BCL-2-targeting BH3 mimetics alone have shown promising activity in hematological malignancies, but they have been mostly ineffective for solid tumors [63]. The response to BH3 mimetics requires the alteration of the proapoptotic/antiapoptotic balance of BCL-2 members through concomitant exposure to chemotherapy, hormone therapy, or mTOR inhibitors [64,65,66]. Here, FASNi-promoted upregulation of pro-apoptotic BH3-only proteins was rescued by the FASN end-product palmitate, revealing that starvation of endogenously produced FAs should be added to the list of metabolic stresses capable of eliciting mitochondrial priming and augmented responsiveness to BH3 mimetics [67,68,69,70,71]. Regardless of the interconnected hierarchical model explaining how the BCL-2 family proteins dictate cellular survival versus mitochondrion-dependent cell death [72,73,74,75,76], we now provide solid evidence that intrinsic/primary unresponsiveness of cancer cells to BCL2-targeting BH3 mimetics can be circumvented by promoting a high mitochondrial primed-for-death state with FASNis.
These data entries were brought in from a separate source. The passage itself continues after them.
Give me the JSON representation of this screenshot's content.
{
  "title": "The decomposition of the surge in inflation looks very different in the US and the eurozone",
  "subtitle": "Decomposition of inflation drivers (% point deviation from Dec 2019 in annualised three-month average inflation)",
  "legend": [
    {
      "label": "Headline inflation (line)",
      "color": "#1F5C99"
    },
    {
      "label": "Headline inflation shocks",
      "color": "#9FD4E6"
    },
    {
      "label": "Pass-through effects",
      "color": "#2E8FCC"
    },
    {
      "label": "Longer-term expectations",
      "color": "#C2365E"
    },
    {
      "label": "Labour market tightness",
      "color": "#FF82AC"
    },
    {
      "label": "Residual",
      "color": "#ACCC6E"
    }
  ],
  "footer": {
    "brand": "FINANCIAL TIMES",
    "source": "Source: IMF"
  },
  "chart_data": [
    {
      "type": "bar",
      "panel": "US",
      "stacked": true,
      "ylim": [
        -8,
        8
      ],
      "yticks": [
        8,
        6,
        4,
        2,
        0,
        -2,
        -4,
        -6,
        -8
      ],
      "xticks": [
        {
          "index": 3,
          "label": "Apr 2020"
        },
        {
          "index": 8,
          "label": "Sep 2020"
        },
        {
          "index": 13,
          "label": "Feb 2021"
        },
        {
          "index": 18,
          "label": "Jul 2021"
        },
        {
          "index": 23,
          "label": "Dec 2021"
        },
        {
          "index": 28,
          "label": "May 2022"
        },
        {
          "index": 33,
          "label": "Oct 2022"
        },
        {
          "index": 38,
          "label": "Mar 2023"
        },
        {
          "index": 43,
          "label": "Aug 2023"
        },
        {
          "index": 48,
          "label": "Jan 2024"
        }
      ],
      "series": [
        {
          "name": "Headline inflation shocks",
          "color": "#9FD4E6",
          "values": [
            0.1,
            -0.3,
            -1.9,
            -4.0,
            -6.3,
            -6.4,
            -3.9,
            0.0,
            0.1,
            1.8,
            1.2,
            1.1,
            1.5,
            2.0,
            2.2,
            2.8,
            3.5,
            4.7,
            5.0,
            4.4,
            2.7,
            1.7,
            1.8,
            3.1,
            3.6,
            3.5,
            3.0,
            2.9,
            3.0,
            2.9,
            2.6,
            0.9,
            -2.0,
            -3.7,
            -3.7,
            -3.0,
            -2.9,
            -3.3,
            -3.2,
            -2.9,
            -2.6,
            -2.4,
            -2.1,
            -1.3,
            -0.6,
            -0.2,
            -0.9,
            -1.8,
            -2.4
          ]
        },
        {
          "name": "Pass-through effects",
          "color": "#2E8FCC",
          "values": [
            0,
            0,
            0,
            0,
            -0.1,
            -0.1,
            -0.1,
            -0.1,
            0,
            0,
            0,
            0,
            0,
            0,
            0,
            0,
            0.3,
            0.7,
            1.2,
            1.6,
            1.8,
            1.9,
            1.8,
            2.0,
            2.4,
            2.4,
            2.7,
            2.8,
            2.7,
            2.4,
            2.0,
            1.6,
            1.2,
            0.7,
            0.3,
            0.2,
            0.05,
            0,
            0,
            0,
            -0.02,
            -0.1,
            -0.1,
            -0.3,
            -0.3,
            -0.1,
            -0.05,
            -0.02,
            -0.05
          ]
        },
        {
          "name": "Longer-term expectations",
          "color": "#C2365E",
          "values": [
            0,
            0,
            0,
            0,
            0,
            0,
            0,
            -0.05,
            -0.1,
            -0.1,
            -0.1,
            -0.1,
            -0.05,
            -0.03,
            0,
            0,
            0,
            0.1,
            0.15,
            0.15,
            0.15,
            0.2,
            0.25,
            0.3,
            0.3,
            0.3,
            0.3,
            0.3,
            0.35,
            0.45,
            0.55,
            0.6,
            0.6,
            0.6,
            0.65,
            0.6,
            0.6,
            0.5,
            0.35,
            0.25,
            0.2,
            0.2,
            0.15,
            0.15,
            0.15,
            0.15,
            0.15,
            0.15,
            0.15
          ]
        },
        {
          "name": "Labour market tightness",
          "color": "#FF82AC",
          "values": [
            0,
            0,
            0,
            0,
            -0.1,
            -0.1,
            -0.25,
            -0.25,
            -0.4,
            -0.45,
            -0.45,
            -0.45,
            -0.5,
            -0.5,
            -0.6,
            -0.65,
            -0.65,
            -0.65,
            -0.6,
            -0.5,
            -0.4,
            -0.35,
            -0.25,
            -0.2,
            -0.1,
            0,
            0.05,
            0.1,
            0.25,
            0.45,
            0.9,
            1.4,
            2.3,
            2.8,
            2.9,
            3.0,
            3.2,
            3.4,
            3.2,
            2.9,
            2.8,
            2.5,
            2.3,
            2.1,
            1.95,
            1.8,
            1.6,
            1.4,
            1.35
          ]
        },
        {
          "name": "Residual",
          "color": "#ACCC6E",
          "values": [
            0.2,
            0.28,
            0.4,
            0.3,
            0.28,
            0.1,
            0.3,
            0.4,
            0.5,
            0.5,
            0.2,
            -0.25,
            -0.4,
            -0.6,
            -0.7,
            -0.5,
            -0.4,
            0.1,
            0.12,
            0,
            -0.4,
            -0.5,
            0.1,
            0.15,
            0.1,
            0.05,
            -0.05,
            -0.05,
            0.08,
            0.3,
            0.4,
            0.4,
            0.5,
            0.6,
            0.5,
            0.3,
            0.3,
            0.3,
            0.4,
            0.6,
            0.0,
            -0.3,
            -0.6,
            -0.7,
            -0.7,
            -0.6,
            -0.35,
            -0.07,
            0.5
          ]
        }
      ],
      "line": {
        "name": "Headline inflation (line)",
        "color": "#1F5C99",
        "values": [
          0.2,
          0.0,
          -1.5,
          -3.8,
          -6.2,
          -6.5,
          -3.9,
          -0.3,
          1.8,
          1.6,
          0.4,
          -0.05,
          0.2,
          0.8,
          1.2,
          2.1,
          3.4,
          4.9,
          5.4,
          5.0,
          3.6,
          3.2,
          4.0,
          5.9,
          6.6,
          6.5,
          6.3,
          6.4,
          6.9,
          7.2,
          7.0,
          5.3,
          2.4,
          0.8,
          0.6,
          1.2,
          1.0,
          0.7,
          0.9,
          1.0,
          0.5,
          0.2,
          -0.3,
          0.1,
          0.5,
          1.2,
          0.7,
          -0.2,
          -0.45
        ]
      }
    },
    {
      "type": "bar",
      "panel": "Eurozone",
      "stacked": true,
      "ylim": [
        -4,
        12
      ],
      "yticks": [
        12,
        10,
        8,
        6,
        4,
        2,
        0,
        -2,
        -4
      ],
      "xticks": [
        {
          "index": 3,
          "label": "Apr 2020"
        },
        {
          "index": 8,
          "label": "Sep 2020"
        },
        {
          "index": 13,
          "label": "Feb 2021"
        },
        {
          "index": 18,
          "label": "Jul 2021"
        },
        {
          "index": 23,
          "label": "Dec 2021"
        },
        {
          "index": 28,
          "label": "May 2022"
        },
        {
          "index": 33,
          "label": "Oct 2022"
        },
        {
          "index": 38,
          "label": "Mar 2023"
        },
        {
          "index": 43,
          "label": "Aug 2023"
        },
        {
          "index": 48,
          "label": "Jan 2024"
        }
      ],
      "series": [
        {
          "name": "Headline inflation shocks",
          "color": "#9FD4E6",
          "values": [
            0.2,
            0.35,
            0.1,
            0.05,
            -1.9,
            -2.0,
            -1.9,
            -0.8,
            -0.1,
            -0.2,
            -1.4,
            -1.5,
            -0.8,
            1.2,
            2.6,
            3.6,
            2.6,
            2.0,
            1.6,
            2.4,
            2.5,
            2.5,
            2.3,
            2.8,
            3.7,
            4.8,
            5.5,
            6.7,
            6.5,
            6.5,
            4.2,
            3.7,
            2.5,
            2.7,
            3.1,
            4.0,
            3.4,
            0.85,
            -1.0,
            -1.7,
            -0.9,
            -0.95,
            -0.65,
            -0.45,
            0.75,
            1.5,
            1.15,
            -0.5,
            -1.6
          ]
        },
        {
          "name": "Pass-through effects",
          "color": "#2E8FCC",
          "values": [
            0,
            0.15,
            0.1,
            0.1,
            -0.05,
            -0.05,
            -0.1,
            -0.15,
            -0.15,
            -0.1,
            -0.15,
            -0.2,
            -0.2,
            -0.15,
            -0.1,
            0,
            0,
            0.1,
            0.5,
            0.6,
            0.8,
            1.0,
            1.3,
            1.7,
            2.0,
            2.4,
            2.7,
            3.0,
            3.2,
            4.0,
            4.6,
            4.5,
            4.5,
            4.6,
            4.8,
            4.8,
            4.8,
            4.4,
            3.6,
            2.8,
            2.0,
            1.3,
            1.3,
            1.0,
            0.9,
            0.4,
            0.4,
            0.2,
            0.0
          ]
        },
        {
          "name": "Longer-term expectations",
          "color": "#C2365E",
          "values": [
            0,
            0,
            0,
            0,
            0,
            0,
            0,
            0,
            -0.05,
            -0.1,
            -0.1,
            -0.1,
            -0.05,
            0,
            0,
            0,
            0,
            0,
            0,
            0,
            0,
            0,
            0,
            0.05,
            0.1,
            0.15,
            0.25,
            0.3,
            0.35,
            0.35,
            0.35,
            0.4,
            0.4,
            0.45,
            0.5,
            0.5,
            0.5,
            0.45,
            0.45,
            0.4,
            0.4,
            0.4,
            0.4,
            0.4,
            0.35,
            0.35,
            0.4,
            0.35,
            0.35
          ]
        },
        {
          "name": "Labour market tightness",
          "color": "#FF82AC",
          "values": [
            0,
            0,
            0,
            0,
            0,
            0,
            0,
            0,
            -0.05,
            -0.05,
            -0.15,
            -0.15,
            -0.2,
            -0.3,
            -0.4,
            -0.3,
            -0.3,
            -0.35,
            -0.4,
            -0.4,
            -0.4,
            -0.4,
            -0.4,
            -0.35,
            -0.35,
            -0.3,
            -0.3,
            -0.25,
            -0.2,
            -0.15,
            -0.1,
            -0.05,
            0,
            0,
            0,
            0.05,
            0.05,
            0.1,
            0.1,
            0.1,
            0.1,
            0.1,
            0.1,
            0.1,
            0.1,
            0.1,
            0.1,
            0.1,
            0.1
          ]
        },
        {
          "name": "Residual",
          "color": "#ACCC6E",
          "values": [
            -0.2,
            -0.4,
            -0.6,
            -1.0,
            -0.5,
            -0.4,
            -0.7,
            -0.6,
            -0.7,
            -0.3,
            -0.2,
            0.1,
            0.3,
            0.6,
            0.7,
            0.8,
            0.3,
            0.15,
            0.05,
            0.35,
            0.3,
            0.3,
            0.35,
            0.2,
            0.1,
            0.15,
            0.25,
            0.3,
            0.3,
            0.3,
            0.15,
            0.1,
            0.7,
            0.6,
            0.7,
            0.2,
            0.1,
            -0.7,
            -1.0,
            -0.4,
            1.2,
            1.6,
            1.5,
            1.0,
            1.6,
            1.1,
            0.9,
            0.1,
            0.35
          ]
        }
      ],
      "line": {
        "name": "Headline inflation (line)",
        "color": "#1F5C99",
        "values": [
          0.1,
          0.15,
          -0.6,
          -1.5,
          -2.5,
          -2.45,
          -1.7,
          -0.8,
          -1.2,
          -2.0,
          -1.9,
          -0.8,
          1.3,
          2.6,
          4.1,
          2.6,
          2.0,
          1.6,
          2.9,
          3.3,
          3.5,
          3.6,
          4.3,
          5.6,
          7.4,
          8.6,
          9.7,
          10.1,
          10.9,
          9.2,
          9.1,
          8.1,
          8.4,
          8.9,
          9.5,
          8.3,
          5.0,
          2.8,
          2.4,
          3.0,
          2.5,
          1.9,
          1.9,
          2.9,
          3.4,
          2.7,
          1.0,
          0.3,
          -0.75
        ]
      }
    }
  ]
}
The in vivo efficacy data in a xenograft cancer model validating the actionable synergistic interaction between a clinical grade-like FASNi and the BH3 mimetics ABT-263/navitoclax and venetoclax/ABT-199 strongly support the exploration of their combination in the clinic. Transcriptomic and proteomic data have confirmed that HER2+ breast tumors are the highest FASN-expressors among breast cancer subtypes [77,78,79,80,81]. The HER2-FASN lipogenic axis therefore delineates a subgroup of patients that might benefit from therapeutic regimens containing FASNis and BCL-2 BH3 mimetics. The recent discovery that brain metastases in HER2+ breast cancer patients rely on FASN [82, 83] illuminates the important translational impact of combining blood–brain–barrier penetrable versions of FASNis and BCL-2 BH3 mimetics such as venetoclax, which has already shown a potential efficacy in the treatment of malignancies with central nervous system involvement [84,85,86].

Conclusions

We here add FASN-dependent endogenous lipogenesis to the list of metabolic pathways closely intertwined with apoptotic cell death in cancer cells. We propose that heightened mitochondrial priming is the basis for the apoptotic hypersensitivity of cancer cells starved of FASN-synthesized de novo FAs. Thus, the capacity of FASN activity to regulate mitochondrial priming correlates with, and may be a determinant of the therapeutic index of FASNis. Our findings support a mitochondrial basis to explore the actionable synergistic interaction between FASNis and BH3-mimetics targeting BCL-2 in the clinic setting.